Penyerahan diri pimpinan kelompok separatis din minimi

Posted by

Sebelumnya pimpinan kelompok bersenjata Nurdin Ismail alias din minimi beserta puluhan anak buahnya menyerahkan diri Senin 28 Desember lalu setelah bernegosiasi dengan Kepala Bandan Intelijen Negara (BIN) Sutyoso
Pasca penyerahan diri pimpinan kelompok separatis din minimi Presiden Joko Widodo menerima usulan pemberian amnesti atau pembebasan hukuman kepada din minimi. Presiden Joko Widodo bersedia memberikan amnesti dengan syarat tertentu. Sebelumnya pimpinan kelompok bersenjata Nurdin Ismail alias din minimi beserta puluhan anak buahnya menyerahkan diri Senin 28 Desember lalu setelah bernegosiasi dengan Kepala Bandan Intelijen Negara (BIN) Sutyoso. Kelompok separatis Din Minimi bersedia menyerahkan diri dengan beberapa syarat di antaranya pemberian amnesti oleh Presiden Joko Widodo, reintegrasi perjanjian helsinki, perhatian nyata pada yatim piatu dan keluarga Gerakan Aceh Merdeka serta meminta KPK mengusut APBD Provinsi Aceh, kelompok ini juga berharap Pemerintah menurunkan peninjauan independen saat di gelarnya pemilihan daerah di Aceh pada tahun 2017 mendatang.

Rencana Pemerintah memberikan amnesti pada kelompok bersenjata di pedalaman Aceh din minimi menuai pro dan kontra bukan pertama kali pemberian amnesti kepada kelompok bersenjata di Aceh pernah berlangsung sebelumnya aturannya tertuang dalam keputusan Presiden nomor 22 tahun 2005 tentang pemberian amnesti umum dan abolisi kepada setiap orang yang terlibat dalam Gerakan Aceh Merdeka pelaksanaannya tetap harus mendapat masukan dari DPR RI.

"Kepala BIN mengusulkan untuk adanya amnesti sebenarnya ini sudah ada yurisprudensinya ketika Pemerintah pada waktu itu dengan Kepres nomor 22 tahun 2005 di mana Presiden SBY mengeluarkan Kepres tersebut memberikan amnesti umum dan abolisi kepada Gerakan Aceh Merdeka maka dengan hal tersebut kalau memang ini harus diberikan tentunya harus juga mendapatkan masukan atau pertimbangan dari DPR", ujar Pramono Anung Sekretaris Kabinet Republik Indonesia.

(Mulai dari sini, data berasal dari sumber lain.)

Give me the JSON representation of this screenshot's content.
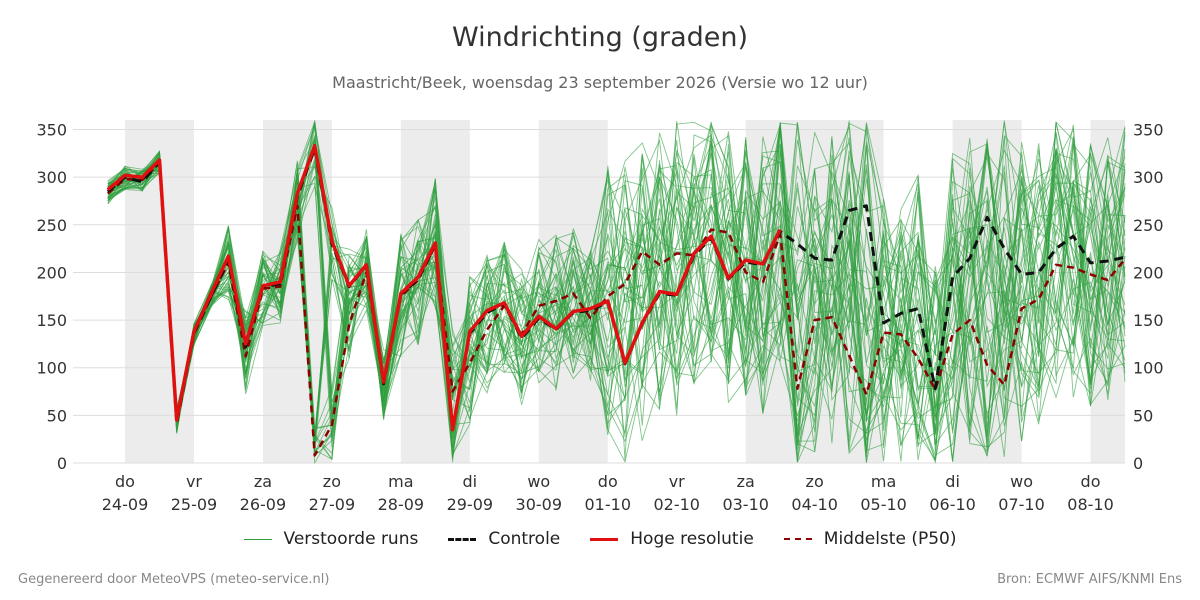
{
  "title": "Windrichting (graden)",
  "subtitle": "Maastricht/Beek, woensdag 23 september 2026 (Versie wo 12 uur)",
  "footer": {
    "left": "Gegenereerd door MeteoVPS (meteo-service.nl)",
    "right": "Bron: ECMWF AIFS/KNMI Ens"
  },
  "legend": [
    {
      "label": "Verstoorde runs",
      "color": "#2e9e3e",
      "style": "thin"
    },
    {
      "label": "Controle",
      "color": "#111111",
      "style": "dashed"
    },
    {
      "label": "Hoge resolutie",
      "color": "#e01010",
      "style": "solid"
    },
    {
      "label": "Middelste (P50)",
      "color": "#8b0000",
      "style": "dashed"
    }
  ],
  "chart_data": {
    "type": "line",
    "title": "Windrichting (graden)",
    "ylim": [
      0,
      360
    ],
    "yticks": [
      0,
      50,
      100,
      150,
      200,
      250,
      300,
      350
    ],
    "y_right_axis": true,
    "grid": "horizontal",
    "legend_position": "bottom",
    "x_unit": "days from 24-09 00:00",
    "xlim": [
      0,
      14.5
    ],
    "x_ticks": [
      {
        "day": "do",
        "date": "24-09"
      },
      {
        "day": "vr",
        "date": "25-09"
      },
      {
        "day": "za",
        "date": "26-09"
      },
      {
        "day": "zo",
        "date": "27-09"
      },
      {
        "day": "ma",
        "date": "28-09"
      },
      {
        "day": "di",
        "date": "29-09"
      },
      {
        "day": "wo",
        "date": "30-09"
      },
      {
        "day": "do",
        "date": "01-10"
      },
      {
        "day": "vr",
        "date": "02-10"
      },
      {
        "day": "za",
        "date": "03-10"
      },
      {
        "day": "zo",
        "date": "04-10"
      },
      {
        "day": "ma",
        "date": "05-10"
      },
      {
        "day": "di",
        "date": "06-10"
      },
      {
        "day": "wo",
        "date": "07-10"
      },
      {
        "day": "do",
        "date": "08-10"
      }
    ],
    "shaded_days": [
      0,
      2,
      4,
      6,
      9,
      10,
      12,
      14
    ],
    "colors": {
      "ensemble": "#2e9e3e",
      "control": "#111111",
      "hires": "#e01010",
      "median": "#8b0000",
      "shade": "#ececec",
      "grid": "#dddddd"
    },
    "ensemble_members": 50,
    "series": [
      {
        "name": "Hoge resolutie",
        "x": [
          -0.25,
          0,
          0.25,
          0.5,
          0.75,
          1.0,
          1.25,
          1.5,
          1.75,
          2.0,
          2.25,
          2.5,
          2.75,
          3.0,
          3.25,
          3.5,
          3.75,
          4.0,
          4.25,
          4.5,
          4.75,
          5.0,
          5.25,
          5.5,
          5.75,
          6.0,
          6.25,
          6.5,
          6.75,
          7.0,
          7.25,
          7.5,
          7.75,
          8.0,
          8.25,
          8.5,
          8.75,
          9.0,
          9.25,
          9.5
        ],
        "y": [
          287,
          302,
          300,
          318,
          45,
          138,
          178,
          217,
          125,
          186,
          190,
          283,
          333,
          233,
          186,
          208,
          85,
          178,
          195,
          231,
          35,
          138,
          160,
          168,
          133,
          154,
          141,
          159,
          162,
          170,
          105,
          147,
          180,
          177,
          220,
          238,
          194,
          213,
          209,
          245
        ]
      },
      {
        "name": "Controle",
        "x": [
          -0.25,
          0,
          0.25,
          0.5,
          0.75,
          1.0,
          1.25,
          1.5,
          1.75,
          2.0,
          2.25,
          2.5,
          2.75,
          3.0,
          3.25,
          3.5,
          3.75,
          4.0,
          4.25,
          4.5,
          4.75,
          5.0,
          5.25,
          5.5,
          5.75,
          6.0,
          6.25,
          6.5,
          6.75,
          7.0,
          7.25,
          7.5,
          7.75,
          8.0,
          8.25,
          8.5,
          8.75,
          9.0,
          9.25,
          9.5,
          9.75,
          10.0,
          10.25,
          10.5,
          10.75,
          11.0,
          11.25,
          11.5,
          11.75,
          12.0,
          12.25,
          12.5,
          12.75,
          13.0,
          13.25,
          13.5,
          13.75,
          14.0,
          14.25,
          14.5
        ],
        "y": [
          285,
          300,
          295,
          316,
          42,
          136,
          175,
          213,
          122,
          185,
          188,
          280,
          330,
          230,
          185,
          207,
          83,
          177,
          193,
          229,
          36,
          136,
          158,
          167,
          131,
          152,
          140,
          158,
          160,
          169,
          104,
          146,
          178,
          176,
          218,
          236,
          193,
          211,
          208,
          243,
          230,
          215,
          213,
          265,
          270,
          147,
          157,
          162,
          78,
          195,
          215,
          258,
          225,
          198,
          200,
          225,
          238,
          210,
          212,
          216
        ]
      },
      {
        "name": "Middelste (P50)",
        "x": [
          -0.25,
          0,
          0.25,
          0.5,
          0.75,
          1.0,
          1.25,
          1.5,
          1.75,
          2.0,
          2.25,
          2.5,
          2.75,
          3.0,
          3.25,
          3.5,
          3.75,
          4.0,
          4.25,
          4.5,
          4.75,
          5.0,
          5.25,
          5.5,
          5.75,
          6.0,
          6.25,
          6.5,
          6.75,
          7.0,
          7.25,
          7.5,
          7.75,
          8.0,
          8.25,
          8.5,
          8.75,
          9.0,
          9.25,
          9.5,
          9.75,
          10.0,
          10.25,
          10.5,
          10.75,
          11.0,
          11.25,
          11.5,
          11.75,
          12.0,
          12.25,
          12.5,
          12.75,
          13.0,
          13.25,
          13.5,
          13.75,
          14.0,
          14.25,
          14.5
        ],
        "y": [
          283,
          298,
          297,
          315,
          48,
          135,
          175,
          210,
          112,
          183,
          185,
          270,
          8,
          40,
          145,
          200,
          85,
          175,
          192,
          228,
          75,
          105,
          140,
          165,
          135,
          165,
          170,
          178,
          152,
          175,
          188,
          222,
          208,
          220,
          218,
          245,
          242,
          200,
          190,
          240,
          78,
          150,
          153,
          113,
          72,
          137,
          135,
          110,
          77,
          135,
          150,
          103,
          82,
          162,
          172,
          208,
          205,
          198,
          192,
          214
        ]
      }
    ]
  }
}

Setelah mediasi dan pendekatan selama 2 bulan Kepala Badan Intelijen Negara (BIN) Sutiyoso berhasil membujuk kelompok bersenjata Gerakan Aceh Merdeka din minimi untuk menyerahkan diri. Bersama dengan 120 anggotanya Din Minimi atau Nurdin Ismail ini juga menyerahkan senjata selama 4 tahun mereka tinggal dalam hutan salah satu alasan kelompok Din Minimi menyerahkan diri karena kecewa terhadap petinggi Gerakan Aceh Merdeka. 3 anggota Din Minimi kini masih dalam pencarian.

"Saya yakini kelompok ini Semua sudah turun 120 orang dan juga 30 orang yang sudah ditahan oleh pihak aparat lalu 3 orang yang lepas dan masih dalam pencarian dan 3 orang ini yang juga membuat senjata dan lepasnya sudah lama sebelum saya bisa berhubungan dengan Din Minimi", Ujar Sutiyoso Kepala Intelijen Negara.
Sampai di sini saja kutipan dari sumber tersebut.